Le gouvernement burkinabè poursuit sa politique de modernisation agricole. À Douna, dans la province de la Léraba, le ministre de l’Agriculture, de l’Eau, des Ressources animales et halieutiques, le commandant Ismaël Sombié, a procédé, le lundi 15 juin 2026, à la mise en eau de deux périmètres irrigués totalisant plus de 1 000 hectares. Un investissement de plus de 14 milliards de FCFA destiné à accroître durablement la production agricole nationale.
La commune de Douna, située dans la province de la Léraba, région des Tannounyan, dispose désormais de deux périmètres irrigués d’une superficie cumulée de 1 010 hectares. La cérémonie de mise en eau a été présidée dans la matinée du lundi 15 juin 2026 par le ministre de l’Agriculture, le commandant Ismaël Sombié.
Les infrastructures comprennent la réhabilitation d’un périmètre irrigué de 410 hectares, pour un coût de 2 006 052 448 FCFA, ainsi que la réalisation d’un nouveau périmètre de 600 hectares, financé à hauteur de plus de 12 milliards de FCFA.

Ces aménagements viennent renforcer considérablement les capacités de production des agriculteurs de la zone et s’inscrivent dans la dynamique nationale de conquête de l’autosuffisance alimentaire.
Un ancien périmètre remis en service après les inondations
Réalisé en 1987, le périmètre irrigué de 410 hectares avait été fortement dégradé par les inondations de 2024, le rendant inexploitable. Face à cette situation, le ministère de l’Agriculture a engagé des travaux de réhabilitation en 2025.
Désormais remis en état et mis en eau, le site devrait permettre une production annuelle de 5 648 tonnes de riz et de 5 648 tonnes de blé au cours des campagnes humides et sèches.

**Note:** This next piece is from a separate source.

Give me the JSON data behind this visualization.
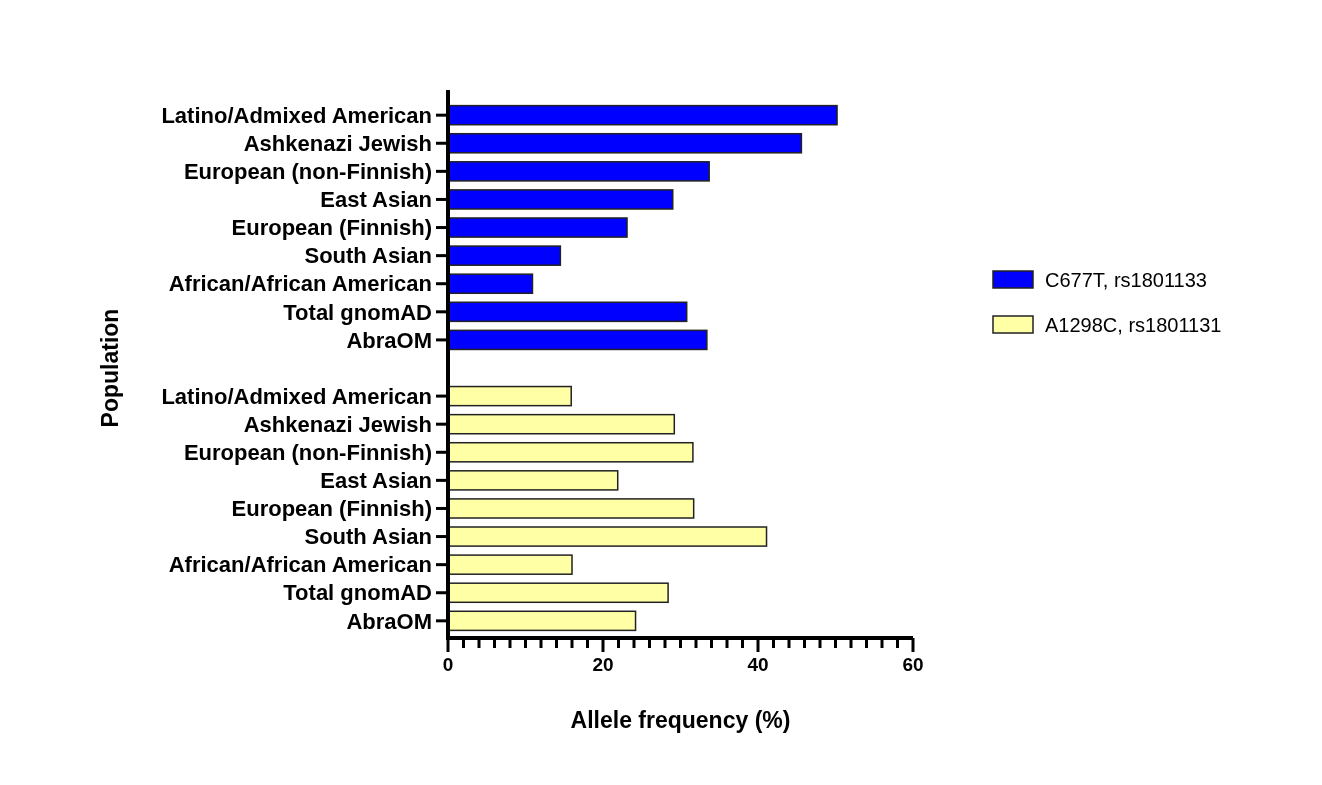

À l’occasion de la mise en service de l’ouvrage, le ministre Ismaël Sombié a salué la qualité des travaux réalisés tout en exhortant les producteurs à faire preuve de discipline et de responsabilité dans la gestion des infrastructures. « La vision du capitaine Ibrahim Traoré est de produire en tout temps. Nous voulons désormais trois campagnes de production dans l’année », a-t-il déclaré.
Le ministre a également invité les exploitants à accélérer les travaux de labour, estimant que le niveau d’avancement observé sur le terrain n’était pas satisfaisant à ce stade de la campagne agricole.
Les producteurs promettent de relever le défi
Le message du ministre semble avoir trouvé un écho favorable auprès des bénéficiaires. Les producteurs présents ont exprimé leur engagement à intensifier les travaux afin de rattraper le retard constaté.
Pour Brama Soura, président des agriculteurs de la plaine aménagée de Douna, les exploitants sont déterminés à accroître les rendements afin de contribuer à la promotion de la consommation du riz local au Burkina Faso.
Un nouveau périmètre de 600 hectares pour 2 400 producteurs
Dans l’après-midi, après la mise en eau du périmètre de 410 hectares, le ministre a également procédé à l’inauguration d’un nouveau périmètre irrigué de 600 hectares.
L’infrastructure comprend 2 350 parcelles destinées à environ 2 400 producteurs. Les prévisions de production tablent sur 2 553 tonnes de riz par campagne, aussi bien en saison humide qu’en saison sèche, ainsi que sur 2 050 tonnes de blé durant la campagne froide.

Selon l’ingénieur rural du projet PAVAL, Cheick Abdoul Aziz Diarra, plusieurs infrastructures de conservation ont également été réalisées pour accompagner la production. Il s’agit notamment de six magasins de stockage d’une capacité de 50 tonnes chacun et de six autres de 20 tonnes chacun, pour des investissements respectifs de 500 millions et 150 millions de FCFA.
Vers une autonomie alimentaire du Burkina Faso
Pour le ministre d’État Ismaël Sombié, ces investissements massifs dans le secteur agricole commencent déjà à produire des résultats tangibles. Selon lui, le Burkina Faso a franchi en 2025 le cap des 7 millions de tonnes de céréales produites, permettant de couvrir 126,4 % des besoins céréaliers nationaux.

Fort de ces performances, le gouvernement ambitionne d’améliorer davantage les résultats au cours des prochaines campagnes grâce aux nouveaux périmètres déjà mis en eau et à ceux en cours de réalisation. « Notre ambition est de faire en sorte que le Burkina Faso soit pleinement autonome sur le plan alimentaire », a-t-il conclu.